Despite the recent growth, however, hydroelectric remains just a small part of new electrical generating capacity, both in the West and nationally. In 2015, gas was responsible for the most new generating capacity, followed by wind and solar. Hydro was just 1 percent of total national production.
Yet even with just trickles of water, hydro power now makes sense financially. Consider Granby Dam, which plugs the Colorado River a few dozen miles from the river’s origins in Rocky Mountain National Park. The dam is 298 feet tall, providing plenty of head. Like Pueblo, it lacks water: just 20 cubic feet per second of water gets released during winter months, as required for environmental purposes, and 75 cfs during summer, except in the biggest of runoff years. The rest gets diverted to cities and farms east of the Continental Divide.
With so little water, Granby can generate just 1/800th of the total production of Hoover Dam. That small production, along with competition from cheap power, is why turbines were never installed when the dam was built from 1941 to 1950.
“Probably power sale rates were next to nothing,” says Carl Brouwer, a project manager for Northern Water, the water agency that distributes Colorado-Big Thompson water to the Boulder-Greeley-Fort Collins area.

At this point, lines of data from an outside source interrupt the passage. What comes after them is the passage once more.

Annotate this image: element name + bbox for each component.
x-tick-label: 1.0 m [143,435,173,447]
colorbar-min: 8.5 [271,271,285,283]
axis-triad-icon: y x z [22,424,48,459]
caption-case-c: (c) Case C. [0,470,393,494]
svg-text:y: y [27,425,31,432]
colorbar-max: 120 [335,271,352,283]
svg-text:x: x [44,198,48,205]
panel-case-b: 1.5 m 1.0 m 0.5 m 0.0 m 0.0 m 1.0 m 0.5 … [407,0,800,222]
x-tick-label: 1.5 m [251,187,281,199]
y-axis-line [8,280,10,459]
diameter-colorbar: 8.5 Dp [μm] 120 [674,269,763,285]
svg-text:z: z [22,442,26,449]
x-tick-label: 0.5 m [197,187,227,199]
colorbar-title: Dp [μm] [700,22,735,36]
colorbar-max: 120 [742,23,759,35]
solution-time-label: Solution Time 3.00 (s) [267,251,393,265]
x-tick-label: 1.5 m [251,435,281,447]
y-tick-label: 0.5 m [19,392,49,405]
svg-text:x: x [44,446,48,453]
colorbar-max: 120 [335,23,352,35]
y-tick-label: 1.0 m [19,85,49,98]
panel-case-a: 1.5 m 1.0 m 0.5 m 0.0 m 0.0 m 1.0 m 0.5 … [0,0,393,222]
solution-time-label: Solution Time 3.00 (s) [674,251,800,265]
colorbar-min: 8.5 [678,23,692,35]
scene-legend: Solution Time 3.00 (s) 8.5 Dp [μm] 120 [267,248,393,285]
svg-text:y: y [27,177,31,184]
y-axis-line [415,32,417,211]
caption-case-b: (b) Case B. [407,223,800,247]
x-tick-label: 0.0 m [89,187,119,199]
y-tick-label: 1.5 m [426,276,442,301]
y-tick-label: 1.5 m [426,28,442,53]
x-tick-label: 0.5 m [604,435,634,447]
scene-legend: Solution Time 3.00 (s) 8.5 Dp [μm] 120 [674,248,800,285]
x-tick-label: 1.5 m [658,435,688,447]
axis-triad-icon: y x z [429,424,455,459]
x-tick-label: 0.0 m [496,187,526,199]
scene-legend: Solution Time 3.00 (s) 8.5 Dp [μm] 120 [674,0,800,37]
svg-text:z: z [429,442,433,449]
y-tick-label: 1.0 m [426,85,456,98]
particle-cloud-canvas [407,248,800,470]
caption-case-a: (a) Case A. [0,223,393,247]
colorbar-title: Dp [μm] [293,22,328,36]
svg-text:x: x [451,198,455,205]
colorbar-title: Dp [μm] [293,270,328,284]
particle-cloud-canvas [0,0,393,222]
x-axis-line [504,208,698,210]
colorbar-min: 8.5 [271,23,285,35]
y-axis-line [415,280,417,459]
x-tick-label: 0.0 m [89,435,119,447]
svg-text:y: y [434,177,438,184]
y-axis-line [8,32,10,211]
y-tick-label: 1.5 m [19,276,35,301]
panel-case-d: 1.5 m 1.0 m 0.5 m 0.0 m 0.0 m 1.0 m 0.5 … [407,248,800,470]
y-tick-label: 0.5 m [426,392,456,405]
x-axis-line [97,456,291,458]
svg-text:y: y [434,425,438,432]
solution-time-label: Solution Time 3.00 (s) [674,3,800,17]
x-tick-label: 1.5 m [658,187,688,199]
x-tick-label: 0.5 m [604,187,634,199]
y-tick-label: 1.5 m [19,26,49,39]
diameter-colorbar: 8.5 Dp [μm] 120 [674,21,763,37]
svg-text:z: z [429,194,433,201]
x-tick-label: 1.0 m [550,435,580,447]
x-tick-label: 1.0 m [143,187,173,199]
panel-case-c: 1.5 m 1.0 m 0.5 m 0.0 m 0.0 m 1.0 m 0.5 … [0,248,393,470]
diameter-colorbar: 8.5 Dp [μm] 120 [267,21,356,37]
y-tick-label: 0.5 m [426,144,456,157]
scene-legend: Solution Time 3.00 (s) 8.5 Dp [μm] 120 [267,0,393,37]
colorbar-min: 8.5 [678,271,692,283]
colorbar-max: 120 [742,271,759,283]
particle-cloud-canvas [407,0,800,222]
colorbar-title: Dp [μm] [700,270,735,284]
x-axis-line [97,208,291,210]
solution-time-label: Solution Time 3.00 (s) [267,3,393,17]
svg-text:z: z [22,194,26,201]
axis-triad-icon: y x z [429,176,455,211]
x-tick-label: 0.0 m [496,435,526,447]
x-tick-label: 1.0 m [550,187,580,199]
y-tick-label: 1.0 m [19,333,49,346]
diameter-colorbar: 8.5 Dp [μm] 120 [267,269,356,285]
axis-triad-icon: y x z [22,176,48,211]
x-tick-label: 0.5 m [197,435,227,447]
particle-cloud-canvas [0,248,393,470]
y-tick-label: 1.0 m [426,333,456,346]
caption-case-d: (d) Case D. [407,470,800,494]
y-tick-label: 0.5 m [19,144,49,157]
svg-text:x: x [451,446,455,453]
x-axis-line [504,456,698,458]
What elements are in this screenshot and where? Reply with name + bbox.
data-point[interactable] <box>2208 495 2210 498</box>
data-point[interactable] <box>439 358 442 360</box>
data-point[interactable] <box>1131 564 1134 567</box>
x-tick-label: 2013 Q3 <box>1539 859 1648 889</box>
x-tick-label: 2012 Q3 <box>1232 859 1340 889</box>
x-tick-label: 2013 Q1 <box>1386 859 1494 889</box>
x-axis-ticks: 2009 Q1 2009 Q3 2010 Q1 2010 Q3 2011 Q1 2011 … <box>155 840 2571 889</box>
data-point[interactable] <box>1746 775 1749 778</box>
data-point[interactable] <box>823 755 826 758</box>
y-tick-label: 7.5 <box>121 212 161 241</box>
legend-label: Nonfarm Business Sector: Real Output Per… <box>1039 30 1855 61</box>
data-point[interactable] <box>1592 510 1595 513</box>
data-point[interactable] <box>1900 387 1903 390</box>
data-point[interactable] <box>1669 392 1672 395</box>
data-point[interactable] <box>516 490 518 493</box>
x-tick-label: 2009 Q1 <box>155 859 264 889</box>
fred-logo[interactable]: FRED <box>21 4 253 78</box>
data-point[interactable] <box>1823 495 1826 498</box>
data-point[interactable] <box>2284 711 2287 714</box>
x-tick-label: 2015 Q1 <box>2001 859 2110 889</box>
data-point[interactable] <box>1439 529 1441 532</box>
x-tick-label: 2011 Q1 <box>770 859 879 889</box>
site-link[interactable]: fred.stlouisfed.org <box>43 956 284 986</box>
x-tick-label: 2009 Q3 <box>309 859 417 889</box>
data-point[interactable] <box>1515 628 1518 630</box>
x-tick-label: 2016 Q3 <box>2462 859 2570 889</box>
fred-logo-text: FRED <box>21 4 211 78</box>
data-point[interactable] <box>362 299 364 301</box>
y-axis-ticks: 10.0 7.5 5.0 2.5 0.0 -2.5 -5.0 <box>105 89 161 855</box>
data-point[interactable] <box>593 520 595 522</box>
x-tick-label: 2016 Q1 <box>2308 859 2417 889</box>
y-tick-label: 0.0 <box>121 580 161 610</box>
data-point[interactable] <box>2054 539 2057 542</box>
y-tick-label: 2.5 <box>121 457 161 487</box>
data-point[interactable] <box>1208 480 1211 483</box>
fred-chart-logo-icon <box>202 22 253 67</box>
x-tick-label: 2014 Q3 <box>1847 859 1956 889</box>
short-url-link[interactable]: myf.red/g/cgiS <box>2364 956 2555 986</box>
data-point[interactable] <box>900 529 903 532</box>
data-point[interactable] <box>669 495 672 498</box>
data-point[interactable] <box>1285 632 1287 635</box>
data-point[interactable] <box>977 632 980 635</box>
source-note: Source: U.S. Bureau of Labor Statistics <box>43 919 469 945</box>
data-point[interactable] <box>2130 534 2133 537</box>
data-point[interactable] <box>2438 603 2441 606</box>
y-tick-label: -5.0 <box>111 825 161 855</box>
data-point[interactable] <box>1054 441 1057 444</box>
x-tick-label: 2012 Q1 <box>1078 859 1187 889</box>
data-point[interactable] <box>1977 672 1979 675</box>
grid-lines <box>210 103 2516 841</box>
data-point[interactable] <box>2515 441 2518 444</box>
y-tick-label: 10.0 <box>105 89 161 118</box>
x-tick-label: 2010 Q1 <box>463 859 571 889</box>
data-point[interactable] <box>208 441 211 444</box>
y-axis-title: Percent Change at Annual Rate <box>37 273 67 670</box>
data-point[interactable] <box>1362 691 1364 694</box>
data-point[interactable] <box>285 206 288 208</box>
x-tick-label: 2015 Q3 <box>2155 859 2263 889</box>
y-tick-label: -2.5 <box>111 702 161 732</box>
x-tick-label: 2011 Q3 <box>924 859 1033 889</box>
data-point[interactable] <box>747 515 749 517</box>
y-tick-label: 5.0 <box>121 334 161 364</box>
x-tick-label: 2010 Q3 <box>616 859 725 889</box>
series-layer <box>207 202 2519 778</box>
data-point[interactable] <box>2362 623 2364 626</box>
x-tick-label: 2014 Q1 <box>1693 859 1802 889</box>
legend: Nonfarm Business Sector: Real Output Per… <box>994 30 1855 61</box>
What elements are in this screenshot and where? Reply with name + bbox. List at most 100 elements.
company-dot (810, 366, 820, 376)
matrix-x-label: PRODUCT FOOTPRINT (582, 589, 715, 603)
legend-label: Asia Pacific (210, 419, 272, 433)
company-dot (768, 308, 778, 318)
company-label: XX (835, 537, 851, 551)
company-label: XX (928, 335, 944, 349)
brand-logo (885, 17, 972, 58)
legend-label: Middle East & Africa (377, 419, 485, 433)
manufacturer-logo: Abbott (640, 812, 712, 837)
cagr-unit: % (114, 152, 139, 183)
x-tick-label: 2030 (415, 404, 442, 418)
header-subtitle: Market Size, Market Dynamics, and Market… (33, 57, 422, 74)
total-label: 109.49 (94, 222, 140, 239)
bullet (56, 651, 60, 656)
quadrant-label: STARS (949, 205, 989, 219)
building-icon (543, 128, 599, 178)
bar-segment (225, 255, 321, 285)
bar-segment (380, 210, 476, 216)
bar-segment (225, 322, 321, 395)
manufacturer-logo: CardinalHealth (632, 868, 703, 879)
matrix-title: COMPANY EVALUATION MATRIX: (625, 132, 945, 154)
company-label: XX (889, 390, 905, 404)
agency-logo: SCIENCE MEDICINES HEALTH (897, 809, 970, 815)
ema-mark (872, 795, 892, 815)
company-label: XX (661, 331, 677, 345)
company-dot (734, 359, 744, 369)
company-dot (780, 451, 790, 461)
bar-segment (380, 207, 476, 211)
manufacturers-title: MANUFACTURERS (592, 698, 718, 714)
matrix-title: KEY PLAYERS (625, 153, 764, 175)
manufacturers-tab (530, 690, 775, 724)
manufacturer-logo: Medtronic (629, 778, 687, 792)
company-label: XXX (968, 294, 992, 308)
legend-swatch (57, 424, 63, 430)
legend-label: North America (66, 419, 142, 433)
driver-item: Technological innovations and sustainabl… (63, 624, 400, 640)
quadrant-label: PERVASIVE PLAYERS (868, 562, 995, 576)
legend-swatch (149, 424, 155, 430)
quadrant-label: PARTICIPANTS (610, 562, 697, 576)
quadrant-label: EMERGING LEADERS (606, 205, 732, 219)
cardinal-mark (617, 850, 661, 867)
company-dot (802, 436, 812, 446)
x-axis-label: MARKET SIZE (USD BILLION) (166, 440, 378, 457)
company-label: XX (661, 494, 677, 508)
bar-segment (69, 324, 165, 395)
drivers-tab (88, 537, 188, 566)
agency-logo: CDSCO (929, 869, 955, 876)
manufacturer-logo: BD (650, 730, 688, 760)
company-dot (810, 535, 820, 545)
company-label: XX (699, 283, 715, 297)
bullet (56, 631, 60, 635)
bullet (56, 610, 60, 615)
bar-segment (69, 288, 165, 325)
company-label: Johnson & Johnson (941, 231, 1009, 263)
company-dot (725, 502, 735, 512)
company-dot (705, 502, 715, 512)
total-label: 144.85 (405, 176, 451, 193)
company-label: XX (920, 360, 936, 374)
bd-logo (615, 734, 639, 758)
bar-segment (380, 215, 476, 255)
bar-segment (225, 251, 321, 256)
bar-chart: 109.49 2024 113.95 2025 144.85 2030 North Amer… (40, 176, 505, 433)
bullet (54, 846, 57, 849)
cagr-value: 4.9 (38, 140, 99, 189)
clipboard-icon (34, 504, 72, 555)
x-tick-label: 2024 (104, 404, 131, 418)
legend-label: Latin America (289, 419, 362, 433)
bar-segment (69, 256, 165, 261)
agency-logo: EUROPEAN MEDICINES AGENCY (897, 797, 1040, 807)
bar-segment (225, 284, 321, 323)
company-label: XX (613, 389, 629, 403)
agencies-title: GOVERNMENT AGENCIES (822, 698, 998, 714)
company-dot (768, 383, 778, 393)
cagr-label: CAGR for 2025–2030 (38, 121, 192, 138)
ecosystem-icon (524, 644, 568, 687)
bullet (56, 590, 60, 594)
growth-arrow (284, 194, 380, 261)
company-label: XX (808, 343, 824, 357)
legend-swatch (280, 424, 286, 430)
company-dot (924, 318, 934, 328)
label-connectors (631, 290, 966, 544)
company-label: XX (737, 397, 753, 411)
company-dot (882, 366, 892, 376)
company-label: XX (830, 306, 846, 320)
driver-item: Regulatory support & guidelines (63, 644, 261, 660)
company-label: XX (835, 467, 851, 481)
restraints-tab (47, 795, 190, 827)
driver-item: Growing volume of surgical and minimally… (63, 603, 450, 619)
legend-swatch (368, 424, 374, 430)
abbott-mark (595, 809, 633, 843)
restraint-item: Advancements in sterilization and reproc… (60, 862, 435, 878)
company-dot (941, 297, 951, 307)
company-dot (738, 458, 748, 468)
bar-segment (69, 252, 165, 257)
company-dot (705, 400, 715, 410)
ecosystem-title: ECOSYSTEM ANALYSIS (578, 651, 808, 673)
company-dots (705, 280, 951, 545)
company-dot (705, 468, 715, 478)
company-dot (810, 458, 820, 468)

As with Pueblo, Northern Water had first shot at obtaining the lease to produce power and did so to preclude shared operations. Northern was aware of at least one other bidder, says Brouwer.
Granby also needed the state’s $5.1 million loan at 2 percent interest is crucial in moving the $5.8 million project forward. “That low-interest loan is what makes this project feasible,” says Brouwer.
A smaller revenue stream comes from sale of the environmental attributes of the energy through a financial device called renewable energy certificates, or RECs. Purchaser was Tri-State Generation & Transmission.
Annual revenues, projected to be $375,000, will pay off debt and operations during the first 30 years. But unlike coal-fired power plants, the supply of fuel will always be free.